Expression of rbfSR in DBS100 increases LEE gene expression in vitro and in vivo. (A and B) EMSA of the binding of purified RbfR to P_ler (a), P_ler-3 (b, the binding motif was deleted), and P_ler-4(b, the binding motif was mutated to 5-CTCCGTGCGGCCCGCGGTGCC-3) of DBS100 with or without Acp. (C and D) qRT-PCR analysis of LEE gene expression in DBS100-rbfSR(c) and DBS100-p(d) grown in SCEM medium containing 20 μM riboflavin. Data are presented as the mean ± SD (n = 3). (E and F) qRT-PCR analysis of LEE gene expression in DBS100-p and DBS100-rbfSR in SPF mice(E) and abx-treated mice(F). Data are presented as the mean ± SD (n = 3). Significant differences were assessed by an unpaired t test.

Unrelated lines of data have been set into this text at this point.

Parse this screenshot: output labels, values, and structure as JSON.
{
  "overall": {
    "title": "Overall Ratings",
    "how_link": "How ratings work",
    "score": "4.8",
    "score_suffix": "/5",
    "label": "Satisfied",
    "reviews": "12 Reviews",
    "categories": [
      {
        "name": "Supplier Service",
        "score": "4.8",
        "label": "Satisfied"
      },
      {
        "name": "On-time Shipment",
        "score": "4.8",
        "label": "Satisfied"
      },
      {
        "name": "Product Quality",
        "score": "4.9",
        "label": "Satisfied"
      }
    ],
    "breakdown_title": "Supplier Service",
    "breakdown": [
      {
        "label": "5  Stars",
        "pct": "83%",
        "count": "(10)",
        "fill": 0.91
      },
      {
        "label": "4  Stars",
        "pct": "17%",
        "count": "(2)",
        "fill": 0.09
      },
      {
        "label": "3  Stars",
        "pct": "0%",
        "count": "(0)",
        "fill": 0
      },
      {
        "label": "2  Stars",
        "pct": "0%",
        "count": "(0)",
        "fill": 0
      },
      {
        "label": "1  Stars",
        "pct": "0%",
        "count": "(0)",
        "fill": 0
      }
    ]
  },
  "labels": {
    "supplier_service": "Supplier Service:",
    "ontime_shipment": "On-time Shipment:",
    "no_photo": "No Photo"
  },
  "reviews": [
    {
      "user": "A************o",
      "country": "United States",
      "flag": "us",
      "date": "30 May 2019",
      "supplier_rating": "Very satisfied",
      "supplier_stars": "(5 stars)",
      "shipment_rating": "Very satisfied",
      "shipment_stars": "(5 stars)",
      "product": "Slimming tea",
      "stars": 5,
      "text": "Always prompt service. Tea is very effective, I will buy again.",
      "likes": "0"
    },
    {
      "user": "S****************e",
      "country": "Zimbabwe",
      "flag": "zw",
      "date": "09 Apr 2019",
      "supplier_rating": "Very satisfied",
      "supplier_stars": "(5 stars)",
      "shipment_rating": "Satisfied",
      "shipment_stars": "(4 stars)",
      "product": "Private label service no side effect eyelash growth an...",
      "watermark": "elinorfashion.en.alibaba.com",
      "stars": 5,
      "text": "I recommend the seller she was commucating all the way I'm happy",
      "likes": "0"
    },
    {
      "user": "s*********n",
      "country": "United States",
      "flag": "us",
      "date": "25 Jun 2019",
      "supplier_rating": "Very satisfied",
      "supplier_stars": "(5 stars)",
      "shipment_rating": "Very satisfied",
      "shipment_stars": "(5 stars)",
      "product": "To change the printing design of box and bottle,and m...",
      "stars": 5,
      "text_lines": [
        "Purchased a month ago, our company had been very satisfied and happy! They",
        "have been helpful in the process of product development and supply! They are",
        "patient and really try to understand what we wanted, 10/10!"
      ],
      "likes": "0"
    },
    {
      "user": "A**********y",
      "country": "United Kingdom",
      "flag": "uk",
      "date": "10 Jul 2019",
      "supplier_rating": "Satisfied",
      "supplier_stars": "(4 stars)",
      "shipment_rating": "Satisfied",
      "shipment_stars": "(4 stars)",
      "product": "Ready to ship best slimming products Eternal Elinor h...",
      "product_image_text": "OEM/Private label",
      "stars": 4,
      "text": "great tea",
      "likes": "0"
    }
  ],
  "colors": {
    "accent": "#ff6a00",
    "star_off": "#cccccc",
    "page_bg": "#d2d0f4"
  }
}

Error bars represent SD. *P < 0.05, **P < 0.01, ***P < 0.001; n.s. no significant difference.

Fig. 6.

Riboflavin produced by microbiota increases C. rodentium intestinal colonization through RbfSR. (A) Schematic of C. rodentium colonization in different infection models. (B) Competition assay comparing the intestinal colonization ability of DBS100-p and DBS100-rbfSR in SPF mice and abx-treated mice (n = 10 mice per group). (C) Survival curve of mice infected with DBS100-p or DBS100-rbfSR (n = 10 mice per group). (D and E) Histological score (D) and representation (E) of colon 3 d after DBS100-p and DBS100-rbfSR infection (n = 3). (F) HPLC measurement of riboflavin concentrations in the colon contents of abx-treated miceabx-treated mice fed with 20 ug riboflavin (Riboflavin-treated), and abx-treated mice administered with WCFS (WCFS-treated) or ATCC8014 (ATCC8014-treated) (n = 6 mice per group). (G) Competition assay comparing the intestinal colonization ability of DBS100-p and DBS100-rbfSR in abx-treated mice fed with 20 ug riboflavin (Riboflavin-treated) or PBS(PBS-treated) (n = 10 mice per group). (H) Competition assay comparing the intestinal colonization ability of DBS100-p and DBS100-rbfSR in abx-treated mice administered with WCFS (WCFS-treated) or ATCC8014 (ATCC8014-treated mice) (n = 10 mice per group). Significant differences were assessed by log-rank (Mantel-Cox) test (C), unpaired t test (D), and Mann–Whitney U test (B, G, and H). Each symbol represents an individual mouse. Error bars represent SD. *P < 0.05, **P < 0.01, ***P < 0.001; n.s. no significant difference.